Einzig und alleine wegen dieser Schürzenschleifen würde ich dort schon immer wieder frühstücken – auch wenn die Produkte nicht so hinreißend lecker wären, wie sie nun mal sind. Es erinnert alles an früher, an die Kindheit, wo man mit Mama und Oma nach schweren Einkäufen in der Stadt sich in den Caféhäusern labte und wo man von der Bedienung mit dem frisch gestärkten weißen Schürzchen als Kind schon mal ein kleines Geschenk bekam, so was wie ein Bällchen oder ein kleiner Malblock oder ein winziges Pralinchen.

Manchmal läuft bei Cafe Heinemann ganz zarte klassische Musik – heute morgen ließ ich das Stimmengewirr der gut gekleideten Gäste auf mich einwirken, das sich in einer dezenten Lautstärke hielt. Nicht so laut, wie abends in den Brauereihäusern, wo die Leute nach jedem Bierchen ein paar Dezibel lauter werden. Antialkoholische Getränke halten den Lautstärkepegel gleich.

Cafe Heinemann baut um und so stand denn auch in großen Lettern am Fester geschrieben: „Wegen Umbau geöffnet“. Das ist sympathisch, das ist rheinländisch – genauso rheinländisch, wie die Straßenbahnkontrolleurin, die nach Überprüfung meines Tickets auf der Hinfahrt, feststellte, das das Ticket gesperrt ist. Warum ? Die Rheinbahn schickte vor einigen Wochen eine neue Dauermarke mit der Post ins Haus, die genauso ausschaut, wie die alte Dauermarke: gelb und dezentes Design ohne Angabe einer Jahreszahl. Selbstverständlich habe ich die neue Karte weggeworfen und die alte ins Portemonnaie gesteckt. Als ich dies der Kontrolleurin erzählte, wies sie darauf hin, das ich das nicht dürfe. Die Karte müsse zurück gegeben werden an die Rheinbahn, weil das deren Eigentum sei.

Ich teilte mit, das ich das nicht wußte. „Aber das stand doch in dem Brief“, war die Antwort der Dienstbeflissenen. „Aber ich lese doch keine Briefe von der Rheinbahn“, lautete meine entrüstete Antwort.

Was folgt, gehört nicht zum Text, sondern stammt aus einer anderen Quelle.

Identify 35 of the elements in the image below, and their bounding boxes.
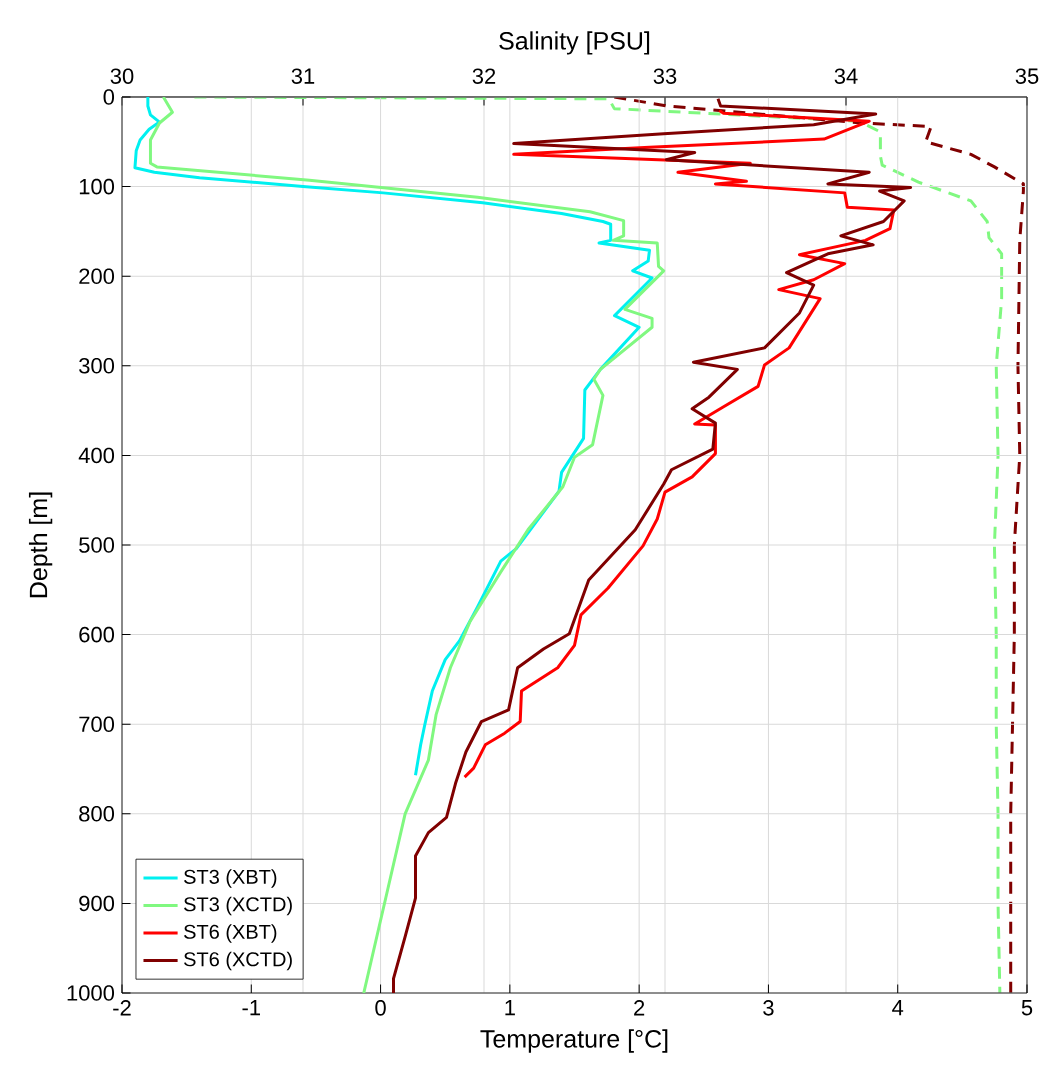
- y-tick-label: 300: [79, 358, 115, 374]
- y-tick-label: 100: [79, 178, 115, 195]
- y-tick-label: 600: [79, 626, 115, 643]
- x2-tick-label: 34: [834, 68, 858, 84]
- y-tick-label: 400: [78, 447, 115, 464]
- x2-axis-title: Salinity [PSU]: [499, 31, 650, 55]
- x-tick-label: 2: [634, 1000, 645, 1016]
- x-tick-label: 5: [1021, 1000, 1033, 1016]
- y-tick-label: 800: [79, 806, 115, 822]
- line-series: [463, 108, 896, 779]
- x2-tick-label: 31: [291, 68, 315, 84]
- x-tick-label: 1: [505, 1000, 515, 1016]
- y-tick-label: 900: [79, 895, 115, 912]
- x-tick-label: -2: [113, 1000, 131, 1016]
- legend-label: ST6 (XBT): [184, 924, 277, 943]
- line-series: [133, 97, 654, 777]
- line-series: [148, 97, 666, 994]
- x-tick-label: 4: [892, 1000, 904, 1016]
- y-tick-label: 1000: [67, 985, 115, 1001]
- x-tick-label: 3: [763, 1000, 774, 1016]
- x2-tick-label: 35: [1015, 68, 1039, 84]
- x-tick-label: 0: [375, 1000, 386, 1016]
- x2-tick-label: 33: [653, 68, 677, 84]
- legend-label: ST6 (XCTD): [184, 951, 292, 971]
- legend-label: ST3 (XCTD): [184, 896, 292, 916]
- y-tick-label: 700: [79, 716, 115, 732]
- x2-tick-label: 32: [472, 68, 496, 84]
- y-tick-label: 0: [103, 89, 115, 105]
- x-axis-title: Temperature [°C]: [480, 1029, 668, 1053]
- legend-label: ST3 (XBT): [184, 869, 277, 888]
- x2-tick-label: 30: [110, 68, 134, 84]
- y-tick-label: 500: [79, 537, 115, 553]
- y-axis-title: Depth [m]: [28, 492, 53, 598]
- y-tick-label: 200: [79, 268, 115, 284]
- x-tick-label: -1: [242, 1000, 260, 1016]
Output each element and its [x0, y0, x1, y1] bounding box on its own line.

„Sie müssen aber die Briefe der Rheinbahn lesen !!!“, gab sie bestimmt und genauso entrüstet zurück und ich sehe nun ein, das ich dennächst die Briefe der Rheinbahn sorgfältig lesen werde.

Ja, auch diese kleine Szene in der Bahn hat bestimmt was mit Heinemann zu tun, mit den gestärkten Schürzenschleifen, mit den Champagnertrüffeln, die man alle beieinander essen muss, obwohl man das nicht sollte – aber auch mit der rheinischen Leichtigkeit, mit der ein bunt gemischtes Publikum am frühen freien Samstagmorgen sich einfindet, bei einem feinen Frühstück das irdische Dasein zu genießen.